From my experience any real-life process flow is going to be pretty complex. Three-step loan approval process widely used as an example in many different BPEL products does not exist in reality. Real-life business processes include many different activities and involve many different roles. They also have to take into account various exceptions, not just a "happy path" scenario. For example, if a loan application is rejected because of a credit history, a lender can try to offer a loan under different terms.

Also note that there is a difference between using visual tools for modeling and for coding. A model does not have to include each and every detail, its main goal is to convey key ideas; details can be taken care of during implementation. Not so if we want to visually create executable code; in this case all details have to be accounted for.

I am also not convinced that structural programming approach that BPEL and other "flow" languages support is best suited for visual tools. Structural programming constructs replace explicit "flow" represented by "go to". In a visual flow-oriented language, however, "go to" (i.e., explicitly connecting nodes) might be a better alternative.

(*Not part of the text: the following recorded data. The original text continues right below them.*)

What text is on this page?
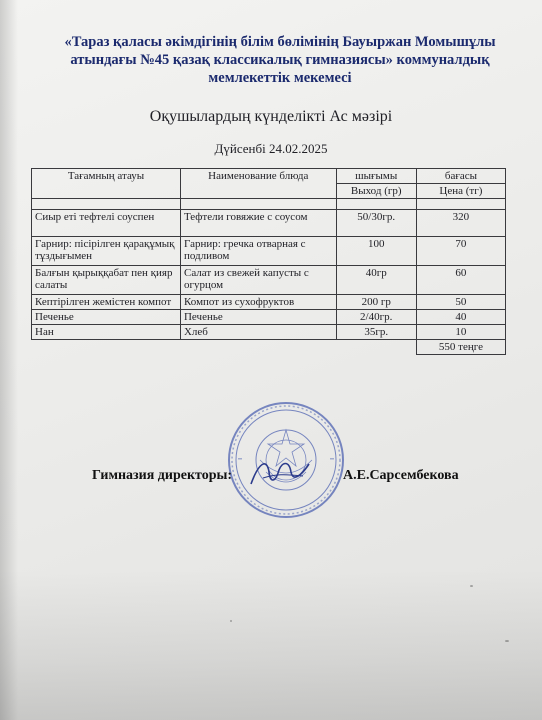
«Тараз қаласы әкімдігінің білім бөлімінің Бауыржан Момышұлы
атындағы №45 қазақ классикалық гимназиясы» коммуналдық
мемлекеттік мекемесі
Оқушылардың күнделікті Ас мәзірі
Дүйсенбі 24.02.2025
Тағамның атауы	Наименование блюда	шығымы	бағасы
		Выход (гр)	Цена (тг)

Сиыр еті тефтелі соуспен	Тефтели говяжие с соусом	50/30гр.	320
Гарнир: пісірілген қарақұмық тұздығымен	Гарнир: гречка отварная с подливом	100	70
Балғын қырыққабат пен қияр салаты	Салат из свежей капусты с огурцом	40гр	60
Кептірілген жемістен компот	Компот из сухофруктов	200 гр	50
Печенье	Печенье	2/40гр.	40
Нан	Хлеб	35гр.	10
			550 теңге
Гимназия директоры:	А.Е.Сарсембекова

I also doubt that visual approach works well for code with high cyclomatic complexity (and without subroutines high complexity is almost guaranteed), especially with high degree of nesting. Text-based representation of nested code blocks using indentation could be very compact. This is not the case when each branch has to be presented by its own "flow" of connected nodes.

So I think that text-based representation using a high-level specialized language could be a much better alternative for expressing process and message flows in SOA. This language could be a domain specific language (DSL) or a general purpose dynamically typed language with built-in XML and Web services support and other constructs required for supporting process flow. Syntax of this language should be simple enough and at the same time it needs to have good support for reuse (this may or may not require full OO support).

Visual representation of a program written in such language could still be supported; however I see it as a "report" that could be used to facilitate discussion with business users. Developers should not be required to use visual environment for programming; I don't think it makes anybody more productive relative to text-based approach (unless a flow is really simple). And I'm not talking about XML-based serialization of a visual flow, such as in BPEL where XML is so unwieldy that it is almost impossible to hand-edit it. We need a true powerful "service orchestration" language that will make developers (and business users along with them) more productive.